By AVA TURNQUEST
Tribune Chief Reporter
A 34-year-old man born in The Bahamas is petitioning the courts over the lawfulness of his detention of some three months at the Carmichael Road Detention Centre.
Jean-Rony Jean-Charles was arrested in early September by immigration officers, according to his sister Clotilde Jean-Charles’ affidavit, which alleges her brother has never left the country.
In her affidavit, Ms Jean-Charles characterises her brother’s detention as unconstitutional and unlawful, noting he has not committed any offence under the Immigration Act.
Ms Jean-Charles further claims she has taken documents proving his birth to the Department of Immigration at the request of officials, only to be told repeatedly the matter was under investigation.
She wrote the family was recently advised by a ‘Ms Rolle’ of the department’s Enforcement Unit that the documents submitted for Mr Jean-Charles could not be found.
“It is now almost 12 weeks since he was illegally arrested and falsely imprisoned,” the affidavit read.
“He has not been charged with any offence in any court. He has not been given bail. He has not been taken before any court in the Bahamas. He has not been served with a deportation order. He has not been charged with any criminal offence.
“Despite numerous attempts by me and his family to secure his release, he is still unlawfully imprisoned by the Department of Immigration in contravention of the Constitution and the Criminal Procedure Code Act. I am advised by counsel to Jean-Rony that the respondents are not entitled by law or otherwise to falsely arrest and falsely imprison Jean-Rony.
“Jean-Rony’s imprisonment is unconstitutional and unlawful.”
The applications for habeas corpus writs were filed in the Supreme Court against the attorney general, minister of immigration, director of immigration, and superintendent of the Carmichael Road Detention Centre on November 29.
Mr Jean-Charles is represented by Fred Smith, QC, of Callenders & Co.
The application is one of scores of writs filed this year against detentions at the Carmichael Road Detention Centre.
In July, four refugees who were held without charge at the Carmichael Road Detention Centre for more than two years, were released by the government shortly after they filed their applications.
In separate cases, the men claimed they were never questioned by immigration officers during processing and highlighted their refugee status with the United Nations High Commissioner of Refugees (UNHCR).

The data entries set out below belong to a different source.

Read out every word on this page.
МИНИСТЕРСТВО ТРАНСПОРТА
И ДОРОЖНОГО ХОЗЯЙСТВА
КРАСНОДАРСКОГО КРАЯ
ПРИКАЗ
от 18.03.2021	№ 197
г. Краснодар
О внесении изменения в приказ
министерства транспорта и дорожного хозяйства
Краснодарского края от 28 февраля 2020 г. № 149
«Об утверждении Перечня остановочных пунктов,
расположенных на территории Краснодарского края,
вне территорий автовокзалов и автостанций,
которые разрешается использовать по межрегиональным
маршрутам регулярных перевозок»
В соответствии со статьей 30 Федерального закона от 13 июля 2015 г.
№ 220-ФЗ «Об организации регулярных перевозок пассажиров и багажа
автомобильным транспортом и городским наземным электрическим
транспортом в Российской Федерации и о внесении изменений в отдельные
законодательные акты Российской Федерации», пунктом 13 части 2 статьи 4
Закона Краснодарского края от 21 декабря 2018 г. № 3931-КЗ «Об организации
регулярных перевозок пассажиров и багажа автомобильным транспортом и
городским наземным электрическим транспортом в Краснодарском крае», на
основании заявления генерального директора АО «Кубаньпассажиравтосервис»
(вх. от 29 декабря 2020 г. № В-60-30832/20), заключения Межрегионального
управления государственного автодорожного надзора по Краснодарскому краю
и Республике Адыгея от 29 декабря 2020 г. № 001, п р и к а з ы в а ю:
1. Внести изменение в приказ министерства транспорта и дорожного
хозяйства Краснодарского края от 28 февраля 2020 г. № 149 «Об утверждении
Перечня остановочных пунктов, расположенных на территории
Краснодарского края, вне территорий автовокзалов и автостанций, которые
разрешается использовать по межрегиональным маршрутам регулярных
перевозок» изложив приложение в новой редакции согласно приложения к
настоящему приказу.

This week, seven international human rights groups have expressed concerns over the impact of the government’s December 31 deadline for undocumented migrants to leave the country. The groups have raised concerns about how this would affect children born in the Bahamas to non-Bahamian parents and the compliance of state deportation procedures with international law.
In a joint statement, the signatory organisations urged the government to share a written policy on migration, which they noted should be human-rights based with detention used only as a last resort.
Signatories include: Amnesty International; Caribbean Institute for Human Rights; Centre for Justice and International Law (CEJIL); Centro para la Observación Migratoria y el Desarrollo Social en el Caribe (Observation Centre for Migration and Social Development in the Caribbean, OBMICA); The Institute on Race, Equality, and Human Rights; Robert F Kennedy Human Rights; and the Washington Office on Latin America (WOLA).
The statement read: “The signatory organisations call on the Bahamian authorities to urgently share a written human rights-based migration policy that uses detention only as a measure of last resort; includes details of the processes available to those who wish to regularize their status; screening processes to avoid the expulsion of individuals born in the Bahamas with a right to Bahamian nationality; and processes to assess asylum claims with all procedural safeguards.”
It continued: “We remind the Bahamian authorities that in accordance with international standards, any deportation procedures must ensure individual assessments of each case, provide individuals with deportation orders in writing, and safeguard the right of individuals to challenge their deportation order before an independent court of law.”
The Immigration Act also calls for similar processing before the courts before a person is deported; however, officials have explained this process would severely backlog operations due to the high volume of irregular migrants.